Configuring Alertmanager alerts replication

Zone-aware replication in the Alertmanager ensures that Grafana Mimir replicates alerts across -alertmanager.sharding-ring.replication-factor Alertmanager replicas, with one replica located in each zone.

To enable zone-aware replication for alerts:

  1. Configure the zone of each Alertmanager replica via the -alertmanager.sharding-ring.instance-availability-zone CLI flag or its respective YAML configuration parameter.
  2. Roll out Alertmanagers so that each Alertmanager replica runs with a configured zone.
  3. Set the -alertmanager.sharding-ring.zone-awareness-enabled=true CLI flag or its respective YAML configuration parameter for Alertmanagers.

Configuring ingester time series replication

Zone-aware replication in the ingester ensures that Grafana Mimir replicates each time series to -ingester.ring.replication-factor ingester replicas, with one replica located in each zone.

To enable zone-aware replication for time series:

  1. Configure the zone of each ingester replica via the -ingester.ring.instance-availability-zone CLI flag or its respective YAML configuration parameter.
  2. Roll out ingesters so that each ingester replica runs with a configured zone.
  3. Set the -ingester.ring.zone-awareness-enabled=true CLI flag or its respective YAML configuration parameter for distributors, ingesters, and queriers.

Configuring store-gateway blocks replication

To enable zone-aware replication for the store-gateways, refer to Zone awareness.

Minimum number of zones

To ensure zone-aware replication, deploy Grafana Mimir across a number of zones equal-to or greater-than the configured replication factor. With a replication factor of 3, which is the default, deploy the Grafana Mimir cluster across at least three zones. Deploying Grafana Mimir clusters to more zones than the configured replication factor does not have a negative impact. Deploying Grafana Mimir clusters to fewer zones than the configured replication factor can cause writes to the replica to be missed, or can cause writes to fail completely.

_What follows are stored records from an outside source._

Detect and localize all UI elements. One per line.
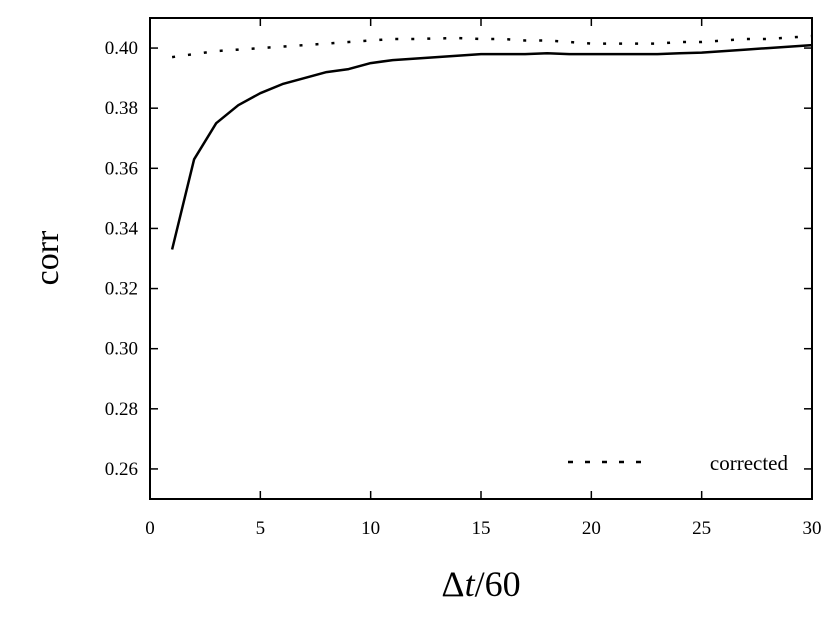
series-line-0	[170, 43, 813, 250]
x-tick-label: 15	[472, 518, 491, 539]
y-tick-label: 0.30	[105, 339, 138, 360]
y-axis-title: corr	[29, 230, 66, 285]
y-tick-label: 0.40	[105, 38, 138, 59]
x-tick-label: 30	[803, 518, 822, 539]
x-tick-label: 5	[256, 518, 266, 539]
x-axis: 0 5 10 15 20 25 30	[145, 18, 822, 539]
x-axis-title-suffix: /60	[475, 564, 521, 604]
legend-label-corrected: corrected	[710, 451, 789, 475]
y-tick-label: 0.26	[105, 459, 138, 480]
series-layer	[170, 34, 813, 250]
x-axis-title-variable: t	[465, 564, 476, 604]
y-tick-label: 0.38	[105, 98, 138, 119]
series-line-corrected	[171, 34, 813, 59]
x-axis-title-symbol: Δ	[441, 564, 464, 604]
y-tick-label: 0.34	[105, 218, 139, 239]
y-axis: 0.26 0.28 0.30 0.32 0.34 0.36 0.38 0.40	[105, 38, 812, 480]
x-tick-label: 20	[582, 518, 601, 539]
y-tick-label: 0.32	[105, 279, 138, 300]
plot-border	[149, 17, 813, 500]
x-tick-label: 10	[361, 518, 380, 539]
y-tick-label: 0.36	[105, 158, 138, 179]
legend: corrected	[568, 451, 788, 475]
x-tick-label: 0	[145, 518, 155, 539]
x-axis-title: Δt/60	[441, 564, 520, 604]
plot-area	[149, 17, 813, 500]
y-tick-label: 0.28	[105, 399, 138, 420]
x-tick-label: 25	[692, 518, 711, 539]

If there are no more than floor(replication factor / 2) zones with failing replicas, reads and writes can withstand zone failures.

Unbalanced zones

To ensure that the workload across zones is balanced, run the same number of replicas of each component in each zone. When replica counts are unbalanced, zones with fewer replicas have higher resource utilization than those with more replicas.

Costs

Most cloud providers charge for inter-availability zone networking. Deploying Grafana Mimir with zone-aware replication across multiple cloud provider availability zones likely results in additional networking costs.

Kubernetes operator for simplifying rollouts of zone-aware components

The Kubernetes Rollout Operator is a Kubernetes operator that makes it easier for you to manage multi-availability-zone rollouts. Consider using the Kubernetes Rollout Operator when you run Grafana Mimir on Kubernetes with zone awareness enabled.

Enabling zone-awareness via the Grafana Mimir Jsonnet

Instead of configuring Grafana Mimir directly, you can use the Grafana Mimir Jsonnet to enable ingester and store-gateway zone awareness. To enable ingester and store-gateway zone awareness, set the top level cortex_multi_zone_store_gateway_enabled or cortex_multi_zone_ingester_enabled Jsonnet fields to true. These flags set the required Grafana Mimir configuration parameters that support ingester and store-gateway zone awareness.